Из всего, что сказала жена, Леонид не понял ни слова. «Что за подарок? При чем здесь Константин? Кому земля будет пухом? Или я еще не проснулся? – подумал он. – Или меня глючит с похмелья? Крыша поехала? Delirius tremens[49]? Не приведи Господи! Надо скорей похмелиться».
Он открыл глаза и правой рукой обхватил жену за бедро. Странно, но она отстранилась.
– Ли-и-ин, сходи за водичкой. Сушня-а-ак! Пожалуйста, лапка.
– Сходи сам, говорю! – с несвойственной ей агрессивностью отрезала Ангелина. – И глянь на подарочек от твоего старшего братца! Ночью положил нам на машину. «Лене от старшего брата. И Лине от бывшего мужа, – процитировала она. – Скорблю… Пусть земля будет пухом».
– Что? – Нет, это были не глюки. Это ему не снилось. Наконец он осознал, что это серьезно. – Что?!!
– Иди на кухню. И посмотри, – повторила она.
И, не снимая ни сапог, ни намокшей под дождем куртки, прилегла на постель. Уперлась взглядом в низенький потолок, оклеенный пожелтевшей бумагой. В глазах ее была пустота. В этот момент она поняла, что бессильна что-либо предпринять для их спасения. И Леонид бессилен. И даже всемогущий Хопин им не поможет. Бежать бесполезно. Спрятаться нереально. Сопротивляться бессмысленно. Константин достанет везде. Он сильнее. Быстрее. Хитрее. Он предугадывает каждый их шаг, ни на мгновение не выпускает их из своего поля зрения.
– Он убьет нас. Мы… обречены, – простонала она.
Леониду стало страшно!
Головная боль и похмельная помойка во рту тут же отошли на второй план. Их затмил страх. Настолько материальный, что, казалось, его можно потрогать руками. Страх, сковывающий движения и обволакивающий непробиваемым коконом и без того парализованные после вчерашнего возлияния мозги. Страх, с каждой секундой все больше и больше обретающий очертания паники. Страх!!!

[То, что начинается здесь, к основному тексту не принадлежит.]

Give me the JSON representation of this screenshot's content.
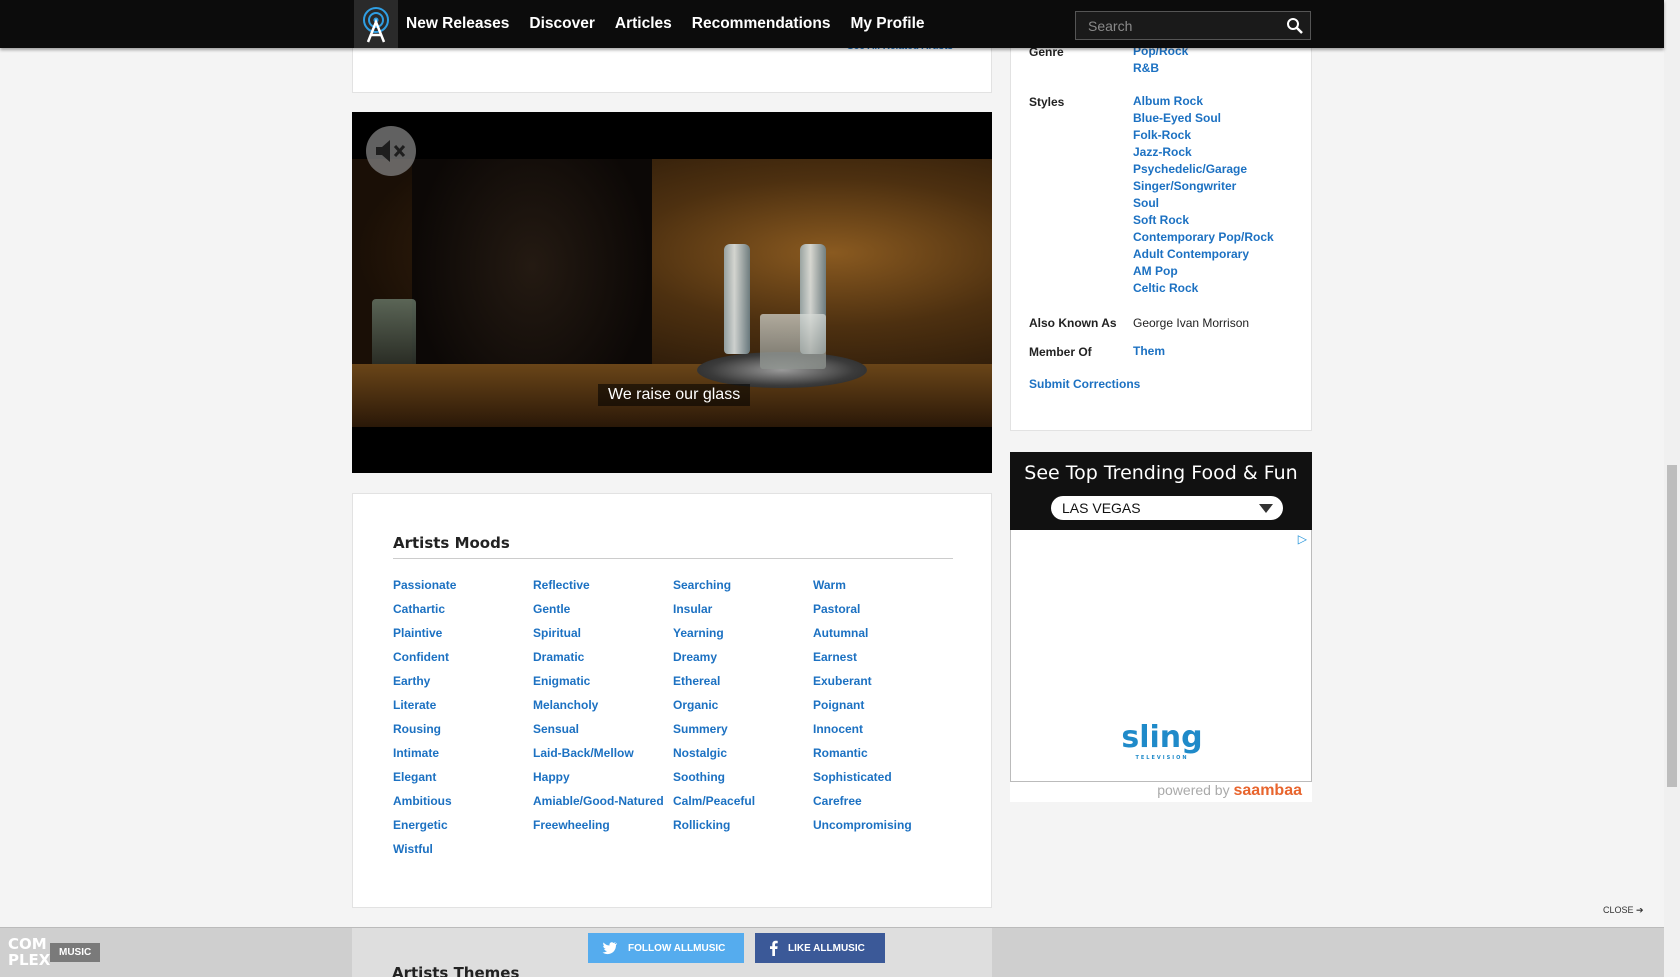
{
  "nav": {
    "items": [
      "New Releases",
      "Discover",
      "Articles",
      "Recommendations",
      "My Profile"
    ],
    "search_placeholder": "Search"
  },
  "top_panel": {
    "link": "See All Related Artists"
  },
  "video": {
    "caption": "We raise our glass"
  },
  "moods": {
    "title": "Artists Moods",
    "items": [
      "Passionate",
      "Reflective",
      "Searching",
      "Warm",
      "Cathartic",
      "Gentle",
      "Insular",
      "Pastoral",
      "Plaintive",
      "Spiritual",
      "Yearning",
      "Autumnal",
      "Confident",
      "Dramatic",
      "Dreamy",
      "Earnest",
      "Earthy",
      "Enigmatic",
      "Ethereal",
      "Exuberant",
      "Literate",
      "Melancholy",
      "Organic",
      "Poignant",
      "Rousing",
      "Sensual",
      "Summery",
      "Innocent",
      "Intimate",
      "Laid-Back/Mellow",
      "Nostalgic",
      "Romantic",
      "Elegant",
      "Happy",
      "Soothing",
      "Sophisticated",
      "Ambitious",
      "Amiable/Good-Natured",
      "Calm/Peaceful",
      "Carefree",
      "Energetic",
      "Freewheeling",
      "Rollicking",
      "Uncompromising",
      "Wistful"
    ]
  },
  "sidebar": {
    "genre_label": "Genre",
    "genres": [
      "Pop/Rock",
      "R&B"
    ],
    "styles_label": "Styles",
    "styles": [
      "Album Rock",
      "Blue-Eyed Soul",
      "Folk-Rock",
      "Jazz-Rock",
      "Psychedelic/Garage",
      "Singer/Songwriter",
      "Soul",
      "Soft Rock",
      "Contemporary Pop/Rock",
      "Adult Contemporary",
      "AM Pop",
      "Celtic Rock"
    ],
    "aka_label": "Also Known As",
    "aka_value": "George Ivan Morrison",
    "member_label": "Member Of",
    "member_value": "Them",
    "submit": "Submit Corrections"
  },
  "ad": {
    "title": "See Top Trending Food & Fun",
    "city": "LAS VEGAS",
    "brand": "sling",
    "brand_sub": "TELEVISION",
    "powered_prefix": "powered by",
    "powered_brand": "saambaa"
  },
  "bottom_bar": {
    "logo_text": "COM PLEX",
    "tag": "MUSIC",
    "twitter": "FOLLOW ALLMUSIC",
    "facebook": "LIKE ALLMUSIC",
    "close": "CLOSE",
    "next_section": "Artists Themes"
  }
}
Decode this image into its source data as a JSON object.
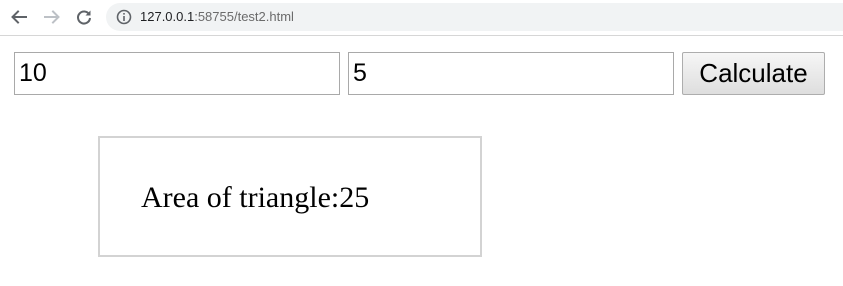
{
  "browser": {
    "url_host": "127.0.0.1",
    "url_rest": ":58755/test2.html",
    "icons": {
      "back": "arrow-left-icon",
      "forward": "arrow-right-icon",
      "reload": "reload-icon",
      "site_info": "info-icon"
    },
    "colors": {
      "omnibox_bg": "#f1f3f4",
      "nav_enabled": "#5f6368",
      "nav_disabled": "#bdc1c6"
    }
  },
  "form": {
    "input_a_value": "10",
    "input_b_value": "5",
    "calculate_label": "Calculate"
  },
  "result": {
    "text": "Area of triangle:25"
  }
}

А ведь каким безоблачным и беззаботным все казалось еще вчера! Как же быстро умеет жизнь поворачиваться к нам задом!
Когда Леонид, перебравшись через жену и сев на кровати, принялся натягивать джинсы, вошла баба Маруся с алюминиевым ковшиком, полным воды. Он чуть ли не вырвал ковш у старухи, сделал несколько жадных глотков… живительных глотков… очищающих мозги глотков. Вода была ледяной… Настолько, что от нее заломило зубы.
– На, попей. – Леонид поставил ковшик на постель рядом с женой и, даже не подумав обуться, пошлепал босиком по холодному полу из комнаты. – Ну чего там, баба Маруся? Показывай, – как можно беспечнее, как можно бодрее попробовал сказать он. Но это у него вышло фальшиво. Слишком фальшиво…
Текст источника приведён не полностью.